(WTNH) — Child car seat and booster seat laws are changing on Sunday, October 1. This is to keep kids safer on the roads. Some experts say parents tend to transition kids out of car seats or booster seats too soon. The law will increase the age and weight requirements – meaning kids will have to stay in car seats and booster seats longer.
Mimi Leone’s son is three and a half years old. She says before she had him she would have been in favor of the new requirements for car seats.
“The one problem that I haven’t heard too many people talking about is how hard convertible car seats can be to install,” she said.
The new law doubles the amount of time a very young child stays rear facing. Instead of age one, a child now must be two years old or 30 pounds before he or she can legally face forward. Younger kids are safer that way. Many parents are on board with the new requirements.

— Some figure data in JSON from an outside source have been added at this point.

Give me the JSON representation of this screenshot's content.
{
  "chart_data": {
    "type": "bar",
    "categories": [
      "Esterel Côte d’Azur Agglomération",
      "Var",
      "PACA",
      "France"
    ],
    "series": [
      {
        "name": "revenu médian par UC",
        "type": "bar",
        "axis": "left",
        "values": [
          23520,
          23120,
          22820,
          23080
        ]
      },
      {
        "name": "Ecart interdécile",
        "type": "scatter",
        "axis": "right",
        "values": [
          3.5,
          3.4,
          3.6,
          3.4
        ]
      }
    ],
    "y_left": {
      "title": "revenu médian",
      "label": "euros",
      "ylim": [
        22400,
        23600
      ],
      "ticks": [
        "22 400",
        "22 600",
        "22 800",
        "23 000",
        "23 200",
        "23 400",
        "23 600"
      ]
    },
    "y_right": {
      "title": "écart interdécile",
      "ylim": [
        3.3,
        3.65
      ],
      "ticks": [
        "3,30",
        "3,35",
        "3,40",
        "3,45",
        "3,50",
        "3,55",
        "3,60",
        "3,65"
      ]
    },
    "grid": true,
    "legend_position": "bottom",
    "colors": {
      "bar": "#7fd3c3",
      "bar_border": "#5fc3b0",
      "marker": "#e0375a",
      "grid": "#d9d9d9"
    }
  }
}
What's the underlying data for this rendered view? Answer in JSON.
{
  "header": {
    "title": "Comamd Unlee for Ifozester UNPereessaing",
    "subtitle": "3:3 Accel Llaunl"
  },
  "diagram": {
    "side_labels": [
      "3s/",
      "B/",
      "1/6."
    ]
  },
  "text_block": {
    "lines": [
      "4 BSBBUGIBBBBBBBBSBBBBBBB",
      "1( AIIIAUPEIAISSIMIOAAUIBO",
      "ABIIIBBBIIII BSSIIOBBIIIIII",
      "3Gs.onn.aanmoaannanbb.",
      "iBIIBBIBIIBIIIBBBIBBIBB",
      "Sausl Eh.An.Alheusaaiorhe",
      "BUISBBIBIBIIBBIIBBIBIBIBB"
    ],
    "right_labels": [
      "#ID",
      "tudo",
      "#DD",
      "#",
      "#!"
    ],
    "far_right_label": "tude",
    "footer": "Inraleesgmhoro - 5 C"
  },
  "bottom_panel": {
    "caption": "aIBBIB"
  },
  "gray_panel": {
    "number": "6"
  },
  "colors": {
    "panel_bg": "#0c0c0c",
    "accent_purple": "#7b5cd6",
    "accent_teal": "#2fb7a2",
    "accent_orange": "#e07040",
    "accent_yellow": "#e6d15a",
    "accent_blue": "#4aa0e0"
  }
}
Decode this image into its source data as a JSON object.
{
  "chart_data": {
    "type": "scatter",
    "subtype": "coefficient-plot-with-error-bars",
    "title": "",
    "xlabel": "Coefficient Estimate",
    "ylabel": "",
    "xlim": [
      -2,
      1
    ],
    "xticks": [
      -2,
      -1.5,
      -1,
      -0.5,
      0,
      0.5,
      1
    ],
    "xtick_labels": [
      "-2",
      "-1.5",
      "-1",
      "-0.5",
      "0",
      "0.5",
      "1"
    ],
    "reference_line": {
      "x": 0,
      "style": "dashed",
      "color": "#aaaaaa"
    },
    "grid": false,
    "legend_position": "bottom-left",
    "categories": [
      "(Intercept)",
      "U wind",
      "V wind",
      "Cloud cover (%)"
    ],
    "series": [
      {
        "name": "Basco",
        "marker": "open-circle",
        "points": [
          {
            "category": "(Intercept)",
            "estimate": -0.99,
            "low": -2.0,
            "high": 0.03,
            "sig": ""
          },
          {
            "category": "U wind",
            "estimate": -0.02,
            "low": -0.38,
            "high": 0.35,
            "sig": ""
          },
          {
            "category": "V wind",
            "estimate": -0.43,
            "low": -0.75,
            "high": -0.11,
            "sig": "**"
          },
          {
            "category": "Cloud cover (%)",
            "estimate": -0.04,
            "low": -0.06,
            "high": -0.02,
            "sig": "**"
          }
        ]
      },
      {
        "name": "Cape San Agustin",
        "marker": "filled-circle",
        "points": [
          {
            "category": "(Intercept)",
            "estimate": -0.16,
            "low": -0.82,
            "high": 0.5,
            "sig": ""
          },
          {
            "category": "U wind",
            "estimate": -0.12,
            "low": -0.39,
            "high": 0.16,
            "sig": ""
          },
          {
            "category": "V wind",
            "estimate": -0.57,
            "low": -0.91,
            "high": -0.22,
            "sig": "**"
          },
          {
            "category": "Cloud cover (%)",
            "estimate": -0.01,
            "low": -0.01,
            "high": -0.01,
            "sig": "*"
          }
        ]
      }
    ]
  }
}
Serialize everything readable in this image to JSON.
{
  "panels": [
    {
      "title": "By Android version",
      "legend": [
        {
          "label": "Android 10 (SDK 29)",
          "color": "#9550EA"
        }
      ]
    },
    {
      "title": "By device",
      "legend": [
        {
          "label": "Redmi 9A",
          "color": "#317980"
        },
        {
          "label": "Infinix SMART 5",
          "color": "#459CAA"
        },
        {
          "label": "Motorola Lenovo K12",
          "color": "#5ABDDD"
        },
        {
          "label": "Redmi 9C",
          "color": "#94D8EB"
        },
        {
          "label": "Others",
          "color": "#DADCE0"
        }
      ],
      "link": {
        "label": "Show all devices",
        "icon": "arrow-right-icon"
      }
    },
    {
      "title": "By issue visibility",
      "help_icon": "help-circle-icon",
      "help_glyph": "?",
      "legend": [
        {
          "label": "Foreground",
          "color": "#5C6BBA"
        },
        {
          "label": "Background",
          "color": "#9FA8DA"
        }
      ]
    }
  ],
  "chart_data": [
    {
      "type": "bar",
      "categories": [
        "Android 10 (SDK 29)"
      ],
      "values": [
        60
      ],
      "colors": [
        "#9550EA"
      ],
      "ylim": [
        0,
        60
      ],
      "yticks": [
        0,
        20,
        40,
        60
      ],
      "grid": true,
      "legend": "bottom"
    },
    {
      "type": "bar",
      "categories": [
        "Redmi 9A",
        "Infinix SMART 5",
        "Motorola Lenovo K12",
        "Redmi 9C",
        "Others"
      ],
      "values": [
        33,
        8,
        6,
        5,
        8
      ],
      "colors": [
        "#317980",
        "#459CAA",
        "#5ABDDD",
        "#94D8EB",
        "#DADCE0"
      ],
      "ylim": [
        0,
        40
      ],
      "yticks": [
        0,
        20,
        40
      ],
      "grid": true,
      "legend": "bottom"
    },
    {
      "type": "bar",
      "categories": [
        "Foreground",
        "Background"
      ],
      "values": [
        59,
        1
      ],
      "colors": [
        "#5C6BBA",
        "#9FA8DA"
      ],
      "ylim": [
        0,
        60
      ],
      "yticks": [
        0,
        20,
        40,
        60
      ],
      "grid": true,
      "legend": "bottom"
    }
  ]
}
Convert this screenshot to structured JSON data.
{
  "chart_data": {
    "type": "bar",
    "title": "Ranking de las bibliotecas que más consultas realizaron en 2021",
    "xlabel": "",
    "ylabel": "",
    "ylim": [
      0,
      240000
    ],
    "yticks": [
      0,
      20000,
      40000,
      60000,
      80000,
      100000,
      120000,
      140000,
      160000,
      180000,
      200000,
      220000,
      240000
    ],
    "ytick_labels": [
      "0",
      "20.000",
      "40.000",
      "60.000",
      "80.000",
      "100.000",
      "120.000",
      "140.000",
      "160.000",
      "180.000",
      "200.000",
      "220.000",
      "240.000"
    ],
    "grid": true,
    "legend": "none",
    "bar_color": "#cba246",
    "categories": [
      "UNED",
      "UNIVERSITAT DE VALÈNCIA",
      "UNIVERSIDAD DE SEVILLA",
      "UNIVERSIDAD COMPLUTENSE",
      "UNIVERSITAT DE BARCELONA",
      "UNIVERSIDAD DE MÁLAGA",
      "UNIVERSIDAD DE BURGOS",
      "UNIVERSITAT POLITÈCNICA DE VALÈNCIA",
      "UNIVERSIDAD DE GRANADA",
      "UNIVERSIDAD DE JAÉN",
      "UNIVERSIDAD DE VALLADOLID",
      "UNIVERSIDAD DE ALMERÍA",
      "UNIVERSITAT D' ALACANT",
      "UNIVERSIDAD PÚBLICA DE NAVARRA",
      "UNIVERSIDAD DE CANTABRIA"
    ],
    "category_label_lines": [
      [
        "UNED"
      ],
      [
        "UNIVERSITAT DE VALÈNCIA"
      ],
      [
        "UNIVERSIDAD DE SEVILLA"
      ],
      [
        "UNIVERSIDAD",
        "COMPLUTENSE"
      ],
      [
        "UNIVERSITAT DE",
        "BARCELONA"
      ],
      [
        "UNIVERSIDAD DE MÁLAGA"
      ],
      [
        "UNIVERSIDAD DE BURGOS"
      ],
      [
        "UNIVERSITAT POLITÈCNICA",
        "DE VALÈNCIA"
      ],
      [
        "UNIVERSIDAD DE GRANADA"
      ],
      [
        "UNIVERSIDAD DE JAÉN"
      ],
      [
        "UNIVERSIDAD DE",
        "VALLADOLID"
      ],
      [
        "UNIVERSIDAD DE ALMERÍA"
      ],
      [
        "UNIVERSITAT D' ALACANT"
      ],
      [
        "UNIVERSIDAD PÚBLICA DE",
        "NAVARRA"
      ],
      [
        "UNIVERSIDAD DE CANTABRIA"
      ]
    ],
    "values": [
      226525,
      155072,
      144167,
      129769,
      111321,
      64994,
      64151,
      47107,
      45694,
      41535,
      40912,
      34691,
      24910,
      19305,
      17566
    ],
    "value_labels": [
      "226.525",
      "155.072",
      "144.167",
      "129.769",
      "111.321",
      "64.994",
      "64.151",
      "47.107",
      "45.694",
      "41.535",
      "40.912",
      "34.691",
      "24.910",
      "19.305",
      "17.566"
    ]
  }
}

“Rear facing is best, keeps them safe,” said Megan Pereira, who has a three year old daughter.
The law will impact her family too. It will require kids up to 8 years old and 60 pounds to ride in a booster seat. However, Pereira says that won’t be a problem.
“That’s pretty much what we had been doing, so I’m not going to notice too much of a difference,” she said.
Starting Sunday children under the age of five and under 40 pounds must remain in a five-point harness traditional car seat.
Though Leone’s son is big enough not to need a rear facing car seat, she says the requirement could be challenging for some parents – even after the car seats are installed.
“I do have friends who had kids who got carsick once they were one and a half and they were facing the rear,” she said.
Supporters of this law say it is needed because only one out of five child car seats is installed correctly.
Many police departments will help you install a car seat or booster seat properly.